ARC-AGI Optimization Tutorial

Tutorial example using ARC-AGI style code tasks

This guide introduces ARC-AGI, why it is a strong fit for optimizer-driven prompt iteration, and where to find the full, runnable implementation in the SDK.

What is ARC-AGI?

ARC-AGI tasks are grid-based reasoning puzzles that test an agentโ€™s ability to infer transformation rules from a few examples. They are a natural fit for optimization because small prompt changes can dramatically improve generalization across tasks.

Why use optimizers here?

ARC-AGI evaluation is deterministic and repeatable, which makes it ideal for iterative optimization. HRPO is especially useful because it captures failure modes and proposes targeted fixes.

How the SDK implementation works

The SDK ships a full ARC-AGI workflow you can run locally:

  1. Dataset loader: sdks/opik_optimizer/src/opik_optimizer/datasets/arc_agi2.py loads ARC-AGI-2 tasks and embeds optional grid images.
  2. Prompt templates: sdks/opik_optimizer/scripts/arc_agi/prompts/ contains system and HRPO prompt templates.
  3. Evaluator + metrics: sdks/opik_optimizer/scripts/arc_agi/utils/code_evaluator.py executes candidate solvers and scores ARC-AGI metrics via utils/metrics.py.
  4. Optimizer wiring: tasks_optimizer.py connects dataset, HRPO, metrics, and logging into a repeatable run.

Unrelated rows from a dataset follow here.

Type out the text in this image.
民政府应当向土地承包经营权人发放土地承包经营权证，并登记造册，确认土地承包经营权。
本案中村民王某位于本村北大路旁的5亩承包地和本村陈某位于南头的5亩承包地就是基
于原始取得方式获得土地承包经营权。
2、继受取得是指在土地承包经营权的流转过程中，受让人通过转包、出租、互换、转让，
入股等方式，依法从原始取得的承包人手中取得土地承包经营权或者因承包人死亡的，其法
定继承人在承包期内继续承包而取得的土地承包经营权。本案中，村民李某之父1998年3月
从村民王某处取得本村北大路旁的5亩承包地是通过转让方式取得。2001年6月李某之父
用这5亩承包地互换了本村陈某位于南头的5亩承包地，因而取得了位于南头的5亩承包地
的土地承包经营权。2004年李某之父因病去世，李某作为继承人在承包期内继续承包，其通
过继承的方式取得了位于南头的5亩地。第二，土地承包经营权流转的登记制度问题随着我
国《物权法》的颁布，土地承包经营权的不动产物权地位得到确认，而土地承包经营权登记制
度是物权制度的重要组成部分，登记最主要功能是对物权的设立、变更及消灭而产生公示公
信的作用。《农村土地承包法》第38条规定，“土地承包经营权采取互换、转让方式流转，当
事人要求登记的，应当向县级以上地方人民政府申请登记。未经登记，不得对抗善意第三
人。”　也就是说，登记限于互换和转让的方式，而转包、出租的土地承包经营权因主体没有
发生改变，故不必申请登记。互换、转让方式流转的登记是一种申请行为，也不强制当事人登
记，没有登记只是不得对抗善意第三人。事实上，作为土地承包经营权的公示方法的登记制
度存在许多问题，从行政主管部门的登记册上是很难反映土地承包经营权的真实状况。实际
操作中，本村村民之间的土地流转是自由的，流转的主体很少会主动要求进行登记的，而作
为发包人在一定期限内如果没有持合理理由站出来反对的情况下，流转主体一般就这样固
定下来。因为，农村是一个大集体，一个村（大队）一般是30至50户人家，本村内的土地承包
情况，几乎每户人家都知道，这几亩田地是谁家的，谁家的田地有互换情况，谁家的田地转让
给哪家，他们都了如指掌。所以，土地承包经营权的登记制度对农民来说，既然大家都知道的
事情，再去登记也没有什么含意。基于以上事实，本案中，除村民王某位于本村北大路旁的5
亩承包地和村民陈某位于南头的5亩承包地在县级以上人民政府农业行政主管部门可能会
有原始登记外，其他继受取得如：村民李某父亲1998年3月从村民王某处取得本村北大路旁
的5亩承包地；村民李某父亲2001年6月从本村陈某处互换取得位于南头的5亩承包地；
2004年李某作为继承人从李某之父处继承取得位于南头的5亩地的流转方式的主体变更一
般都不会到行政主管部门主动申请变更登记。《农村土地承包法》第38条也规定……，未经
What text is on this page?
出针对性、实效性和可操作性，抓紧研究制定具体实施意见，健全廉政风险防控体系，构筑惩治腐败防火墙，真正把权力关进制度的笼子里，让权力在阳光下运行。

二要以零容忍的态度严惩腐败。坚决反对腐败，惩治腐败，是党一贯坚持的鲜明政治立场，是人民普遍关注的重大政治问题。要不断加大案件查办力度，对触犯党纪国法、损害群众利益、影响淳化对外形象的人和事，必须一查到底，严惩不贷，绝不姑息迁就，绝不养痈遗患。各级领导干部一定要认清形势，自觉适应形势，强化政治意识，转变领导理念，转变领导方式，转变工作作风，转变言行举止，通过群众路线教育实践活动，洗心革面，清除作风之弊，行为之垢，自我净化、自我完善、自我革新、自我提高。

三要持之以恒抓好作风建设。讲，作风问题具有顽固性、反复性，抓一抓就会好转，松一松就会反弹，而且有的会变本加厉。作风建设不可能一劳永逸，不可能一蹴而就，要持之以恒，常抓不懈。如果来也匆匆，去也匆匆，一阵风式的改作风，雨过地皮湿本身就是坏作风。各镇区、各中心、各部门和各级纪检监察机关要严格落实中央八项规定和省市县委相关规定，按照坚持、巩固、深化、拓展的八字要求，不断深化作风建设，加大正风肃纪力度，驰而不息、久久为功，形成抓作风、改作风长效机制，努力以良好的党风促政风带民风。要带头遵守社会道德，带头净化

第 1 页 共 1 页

If you want to run the code as-is, start with the tasks_optimizer.py entry point and follow the CLI flags listed at the top of that file.

Next steps

  • Explore the ARC-AGI scripts in the repo and swap in your own datasets or prompt templates.
  • Review the run summaries under scripts/arc_agi/ to compare optimizer iterations.